There is an interplay of Arabic and English, why was that important for you to do?

It is as close as I’ve been able to come in my writing to how language functions in my brain where if I’m speaking entirely in English or entirely in Arabic, then there’s always a part of me that’s translating. I feel most comfortable talking in a hybrid language- where the words can be Arabic or English and I do not have to make sure what comes out of my mouth is in one language only. I was trying to write poems that sort of cut out that tedious process of translation and just write poems that come as close to what it sounds like in my head.

Why did you decide to utilize caesura in your poems, was it also a reflection of your thought process?

I like there to be a healthy element of silence within and around the poems. First on an aesthetic level, it otherwise to me, feels like there is too many words on the poem. The caesura as far as it’s practical function- I think punctuation is really aggressive. Especially in the context of what I want my poems to sound like and feel like. A period is a hard stop, a comma is a hard pause and it’s not an  option- when you get to it, you have to. A caesura is a hesitation and that’s softer. It’s what I want the overall world of a poem to be like and I think visually, it gives you a little bit of a break before you get back into the language. It also enacts the silence that punctuation is meant to enact so that there is like a little bit of quiet in your head, in your eye before you move on to the next word. Also, I just think it makes the poems look fun.

In your poetry, there is representation of Sudanese girls which for some girls reading this may not have existed before, how is that important for you to do and are you ever weary of being tokenized for it?

As with most things, there’s a gift and a curse. I think it was important for me to make work that made space for all of my gazillion identities. I read a lot growing up and in none of the things that I read was there a character that represented all of my deeply specific intersections and so as far as I knew, that person didn’t exist in literature and so to the world of books and to the world of literature, I didn’t exist. At least now, no one can say that there isn’t a book with a Sudanese girl in it and that’s low key all I wanted to do. I did it and I feel happy about that.

But, there is the problem that arises of being expected to represent something that’s being looked at as a monolith. Instead of being looked at as a story of one Sudanese girl, it’s taken as a representation of all Sudanese girls. I get it on both ends where non-Sudanese people think I’m the spokesperson for everything Sudanese and then on the other end, I didn’t grow up in Sudan. I’m not actually equipped to be speaking to Sudanese life of or “Sudanese-ness”. All I’ve set out to do was talk about my very specific identity and my very specific experience as a child of Sudanese parents who grew up in different countries. I lived my formative years in the northeast of the United States . This is all very specific and if you change one factor, it would be a very different story and I don’t expect myself to be able to tell that story as well.

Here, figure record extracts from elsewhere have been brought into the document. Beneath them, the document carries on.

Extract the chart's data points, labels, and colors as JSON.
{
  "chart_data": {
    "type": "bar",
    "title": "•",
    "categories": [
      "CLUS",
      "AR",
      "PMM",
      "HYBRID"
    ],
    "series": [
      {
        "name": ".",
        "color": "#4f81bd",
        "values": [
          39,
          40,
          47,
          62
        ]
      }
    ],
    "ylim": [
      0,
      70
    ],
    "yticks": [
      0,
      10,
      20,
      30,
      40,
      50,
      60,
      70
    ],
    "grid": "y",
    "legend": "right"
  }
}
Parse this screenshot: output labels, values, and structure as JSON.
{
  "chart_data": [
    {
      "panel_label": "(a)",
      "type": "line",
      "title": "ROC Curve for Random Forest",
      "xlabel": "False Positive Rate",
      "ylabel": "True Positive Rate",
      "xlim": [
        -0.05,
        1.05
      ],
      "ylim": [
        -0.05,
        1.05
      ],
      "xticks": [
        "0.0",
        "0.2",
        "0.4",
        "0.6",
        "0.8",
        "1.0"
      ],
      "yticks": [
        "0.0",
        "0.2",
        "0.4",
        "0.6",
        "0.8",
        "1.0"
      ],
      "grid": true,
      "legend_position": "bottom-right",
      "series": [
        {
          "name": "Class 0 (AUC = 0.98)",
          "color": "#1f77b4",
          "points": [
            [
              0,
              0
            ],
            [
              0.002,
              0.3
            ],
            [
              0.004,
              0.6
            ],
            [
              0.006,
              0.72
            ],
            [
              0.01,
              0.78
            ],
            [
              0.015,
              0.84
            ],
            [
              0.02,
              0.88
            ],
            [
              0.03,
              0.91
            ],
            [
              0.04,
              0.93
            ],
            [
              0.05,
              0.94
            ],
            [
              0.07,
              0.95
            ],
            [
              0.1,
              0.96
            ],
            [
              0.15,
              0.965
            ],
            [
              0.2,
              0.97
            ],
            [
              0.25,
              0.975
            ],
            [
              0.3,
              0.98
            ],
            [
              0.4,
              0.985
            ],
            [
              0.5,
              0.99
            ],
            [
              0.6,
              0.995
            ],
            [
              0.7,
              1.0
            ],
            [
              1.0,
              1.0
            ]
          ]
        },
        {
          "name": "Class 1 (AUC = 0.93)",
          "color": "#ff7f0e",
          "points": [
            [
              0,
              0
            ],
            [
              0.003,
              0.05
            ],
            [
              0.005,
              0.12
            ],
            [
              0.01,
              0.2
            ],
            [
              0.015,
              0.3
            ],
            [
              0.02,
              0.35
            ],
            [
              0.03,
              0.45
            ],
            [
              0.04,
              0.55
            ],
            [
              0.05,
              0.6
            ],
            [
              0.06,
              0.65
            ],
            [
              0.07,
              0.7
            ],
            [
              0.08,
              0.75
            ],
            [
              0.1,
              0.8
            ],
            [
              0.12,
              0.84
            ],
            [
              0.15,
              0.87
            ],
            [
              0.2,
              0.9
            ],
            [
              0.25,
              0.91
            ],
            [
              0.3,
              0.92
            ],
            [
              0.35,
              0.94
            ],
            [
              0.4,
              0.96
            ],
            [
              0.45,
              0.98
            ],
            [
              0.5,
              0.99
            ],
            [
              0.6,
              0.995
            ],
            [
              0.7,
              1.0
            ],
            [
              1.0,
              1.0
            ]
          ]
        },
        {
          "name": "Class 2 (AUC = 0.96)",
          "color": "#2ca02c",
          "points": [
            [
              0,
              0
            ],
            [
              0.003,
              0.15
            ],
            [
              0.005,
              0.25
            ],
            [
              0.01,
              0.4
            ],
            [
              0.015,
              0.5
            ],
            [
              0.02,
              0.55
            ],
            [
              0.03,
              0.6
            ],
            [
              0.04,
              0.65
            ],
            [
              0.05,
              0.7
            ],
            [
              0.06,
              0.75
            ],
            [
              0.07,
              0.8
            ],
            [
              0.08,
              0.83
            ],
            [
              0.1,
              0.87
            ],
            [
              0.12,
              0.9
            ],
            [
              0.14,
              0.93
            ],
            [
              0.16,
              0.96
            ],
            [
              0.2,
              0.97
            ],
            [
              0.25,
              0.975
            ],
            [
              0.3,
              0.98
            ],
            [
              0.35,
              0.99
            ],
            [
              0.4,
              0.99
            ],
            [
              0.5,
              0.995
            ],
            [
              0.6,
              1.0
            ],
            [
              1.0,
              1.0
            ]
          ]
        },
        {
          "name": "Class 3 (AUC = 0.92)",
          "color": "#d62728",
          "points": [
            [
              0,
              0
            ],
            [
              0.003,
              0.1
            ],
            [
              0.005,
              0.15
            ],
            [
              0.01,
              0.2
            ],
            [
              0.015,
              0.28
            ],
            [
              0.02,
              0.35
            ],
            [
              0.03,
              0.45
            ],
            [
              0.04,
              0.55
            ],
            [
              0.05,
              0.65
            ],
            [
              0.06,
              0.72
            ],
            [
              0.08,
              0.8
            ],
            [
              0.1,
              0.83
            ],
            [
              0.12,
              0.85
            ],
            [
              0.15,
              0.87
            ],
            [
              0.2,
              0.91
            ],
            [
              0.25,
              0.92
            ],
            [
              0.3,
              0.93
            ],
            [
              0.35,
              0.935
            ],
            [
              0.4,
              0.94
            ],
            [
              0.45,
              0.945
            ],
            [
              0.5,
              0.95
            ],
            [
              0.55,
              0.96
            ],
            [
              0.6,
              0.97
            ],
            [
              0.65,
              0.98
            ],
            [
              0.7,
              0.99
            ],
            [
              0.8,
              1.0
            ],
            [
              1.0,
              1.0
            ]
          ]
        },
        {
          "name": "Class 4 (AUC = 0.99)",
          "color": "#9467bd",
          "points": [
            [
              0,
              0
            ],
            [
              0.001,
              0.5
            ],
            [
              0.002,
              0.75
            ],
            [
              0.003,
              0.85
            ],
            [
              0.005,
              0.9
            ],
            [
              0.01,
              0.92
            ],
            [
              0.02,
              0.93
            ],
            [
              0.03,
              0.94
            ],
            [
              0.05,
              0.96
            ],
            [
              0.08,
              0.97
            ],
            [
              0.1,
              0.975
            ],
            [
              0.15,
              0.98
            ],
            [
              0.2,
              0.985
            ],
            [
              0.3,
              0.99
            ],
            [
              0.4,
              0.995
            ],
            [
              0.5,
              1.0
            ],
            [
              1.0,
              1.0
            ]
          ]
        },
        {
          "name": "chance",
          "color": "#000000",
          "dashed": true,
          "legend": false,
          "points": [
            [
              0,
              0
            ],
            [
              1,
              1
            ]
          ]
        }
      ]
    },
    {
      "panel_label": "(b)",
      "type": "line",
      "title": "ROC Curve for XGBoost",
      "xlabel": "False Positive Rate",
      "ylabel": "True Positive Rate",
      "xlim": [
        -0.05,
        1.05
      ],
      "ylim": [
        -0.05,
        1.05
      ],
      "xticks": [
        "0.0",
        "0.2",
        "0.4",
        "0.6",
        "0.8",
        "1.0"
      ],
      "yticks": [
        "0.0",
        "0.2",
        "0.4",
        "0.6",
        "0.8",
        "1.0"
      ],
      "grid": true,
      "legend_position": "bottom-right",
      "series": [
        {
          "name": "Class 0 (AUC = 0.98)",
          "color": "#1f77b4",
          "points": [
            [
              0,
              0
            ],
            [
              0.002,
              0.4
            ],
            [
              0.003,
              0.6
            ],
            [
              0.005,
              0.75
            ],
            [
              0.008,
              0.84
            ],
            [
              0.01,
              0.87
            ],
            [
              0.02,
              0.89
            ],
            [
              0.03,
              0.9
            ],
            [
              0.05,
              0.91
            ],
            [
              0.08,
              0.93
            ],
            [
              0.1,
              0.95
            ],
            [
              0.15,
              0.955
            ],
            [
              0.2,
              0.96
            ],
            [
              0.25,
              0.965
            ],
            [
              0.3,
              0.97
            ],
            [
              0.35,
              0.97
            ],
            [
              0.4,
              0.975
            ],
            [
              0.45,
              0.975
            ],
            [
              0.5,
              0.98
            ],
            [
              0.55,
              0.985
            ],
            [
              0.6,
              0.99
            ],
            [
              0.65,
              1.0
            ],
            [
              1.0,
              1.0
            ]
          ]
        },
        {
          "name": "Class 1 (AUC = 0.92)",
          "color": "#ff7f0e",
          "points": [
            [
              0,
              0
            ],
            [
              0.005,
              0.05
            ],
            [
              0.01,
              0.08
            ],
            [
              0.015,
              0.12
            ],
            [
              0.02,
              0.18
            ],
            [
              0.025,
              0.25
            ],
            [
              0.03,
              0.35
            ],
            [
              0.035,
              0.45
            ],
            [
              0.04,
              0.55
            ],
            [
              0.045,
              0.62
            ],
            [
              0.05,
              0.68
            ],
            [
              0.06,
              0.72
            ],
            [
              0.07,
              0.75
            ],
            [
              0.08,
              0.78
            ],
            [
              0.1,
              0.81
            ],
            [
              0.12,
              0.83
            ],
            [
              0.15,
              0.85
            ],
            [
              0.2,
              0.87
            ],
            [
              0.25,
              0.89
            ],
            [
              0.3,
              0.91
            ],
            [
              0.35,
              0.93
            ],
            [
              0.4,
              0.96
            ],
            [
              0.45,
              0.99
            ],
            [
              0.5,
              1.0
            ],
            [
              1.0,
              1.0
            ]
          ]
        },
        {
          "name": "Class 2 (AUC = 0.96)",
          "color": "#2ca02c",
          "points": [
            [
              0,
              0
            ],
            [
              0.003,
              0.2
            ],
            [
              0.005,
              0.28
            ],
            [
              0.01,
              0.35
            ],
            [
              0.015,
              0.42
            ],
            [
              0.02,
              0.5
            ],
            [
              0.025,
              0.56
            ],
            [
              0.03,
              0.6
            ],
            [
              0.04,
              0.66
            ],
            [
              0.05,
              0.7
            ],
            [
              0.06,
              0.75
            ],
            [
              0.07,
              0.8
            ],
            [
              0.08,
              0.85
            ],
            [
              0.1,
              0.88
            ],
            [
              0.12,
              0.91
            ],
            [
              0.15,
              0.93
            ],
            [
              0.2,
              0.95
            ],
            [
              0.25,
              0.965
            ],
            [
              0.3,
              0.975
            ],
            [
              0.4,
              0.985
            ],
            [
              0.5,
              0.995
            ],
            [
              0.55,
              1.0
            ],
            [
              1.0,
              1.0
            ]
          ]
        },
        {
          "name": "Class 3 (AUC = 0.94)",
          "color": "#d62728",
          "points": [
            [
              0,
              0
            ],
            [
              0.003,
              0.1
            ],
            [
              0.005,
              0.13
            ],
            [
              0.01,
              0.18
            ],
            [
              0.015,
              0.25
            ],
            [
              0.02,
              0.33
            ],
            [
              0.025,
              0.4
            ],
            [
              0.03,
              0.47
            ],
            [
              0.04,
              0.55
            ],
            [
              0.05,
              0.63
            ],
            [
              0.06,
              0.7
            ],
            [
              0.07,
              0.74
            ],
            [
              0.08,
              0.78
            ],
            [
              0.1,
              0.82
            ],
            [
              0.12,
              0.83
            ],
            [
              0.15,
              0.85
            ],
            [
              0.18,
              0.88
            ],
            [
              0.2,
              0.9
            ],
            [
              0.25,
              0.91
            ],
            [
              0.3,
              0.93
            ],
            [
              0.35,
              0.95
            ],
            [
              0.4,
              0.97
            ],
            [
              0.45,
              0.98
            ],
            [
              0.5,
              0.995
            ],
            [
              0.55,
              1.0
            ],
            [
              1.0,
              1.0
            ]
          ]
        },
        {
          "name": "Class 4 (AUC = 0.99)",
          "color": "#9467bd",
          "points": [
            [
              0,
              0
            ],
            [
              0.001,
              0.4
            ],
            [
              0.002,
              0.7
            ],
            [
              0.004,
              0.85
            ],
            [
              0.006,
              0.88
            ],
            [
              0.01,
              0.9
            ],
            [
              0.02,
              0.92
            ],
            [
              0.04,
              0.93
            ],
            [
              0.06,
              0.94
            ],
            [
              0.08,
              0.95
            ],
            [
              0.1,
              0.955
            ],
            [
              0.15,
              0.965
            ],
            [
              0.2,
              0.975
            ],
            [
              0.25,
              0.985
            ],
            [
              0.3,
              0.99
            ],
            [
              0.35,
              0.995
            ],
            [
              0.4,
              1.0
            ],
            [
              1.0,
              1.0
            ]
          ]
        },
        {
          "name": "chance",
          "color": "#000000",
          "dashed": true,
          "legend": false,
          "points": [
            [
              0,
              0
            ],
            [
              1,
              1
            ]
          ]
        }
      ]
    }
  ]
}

In a world that often profits from the emotional labor of black women, and women of color how do you navigate prioritizing self in both your work and everyday life?

I’m still trying to learn the balance. There’s temptation- the world likes me best when I’m wounded and I’m broken because that’s compelling and sexy and ok fine but that’s not sustainable. If I need to be permanently broken to make work that the capitalist eye is interested in, then maybe I don’t want to make work that the capitalist eye is interested in. I think people often don’t regard creative writing as work especially when you’re working with an autobiographical eye, there’s a perception that you just put down what you thought and felt and that’s over. I’m trying to be very disciplined and technical with the way I approach my work which means that I need to be able to show up and do my work regardless of if I’m having a good day or a bad day or I got a full eight hours of sleep. None of those variables should take away my access from the engine in me that makes me able to do my work.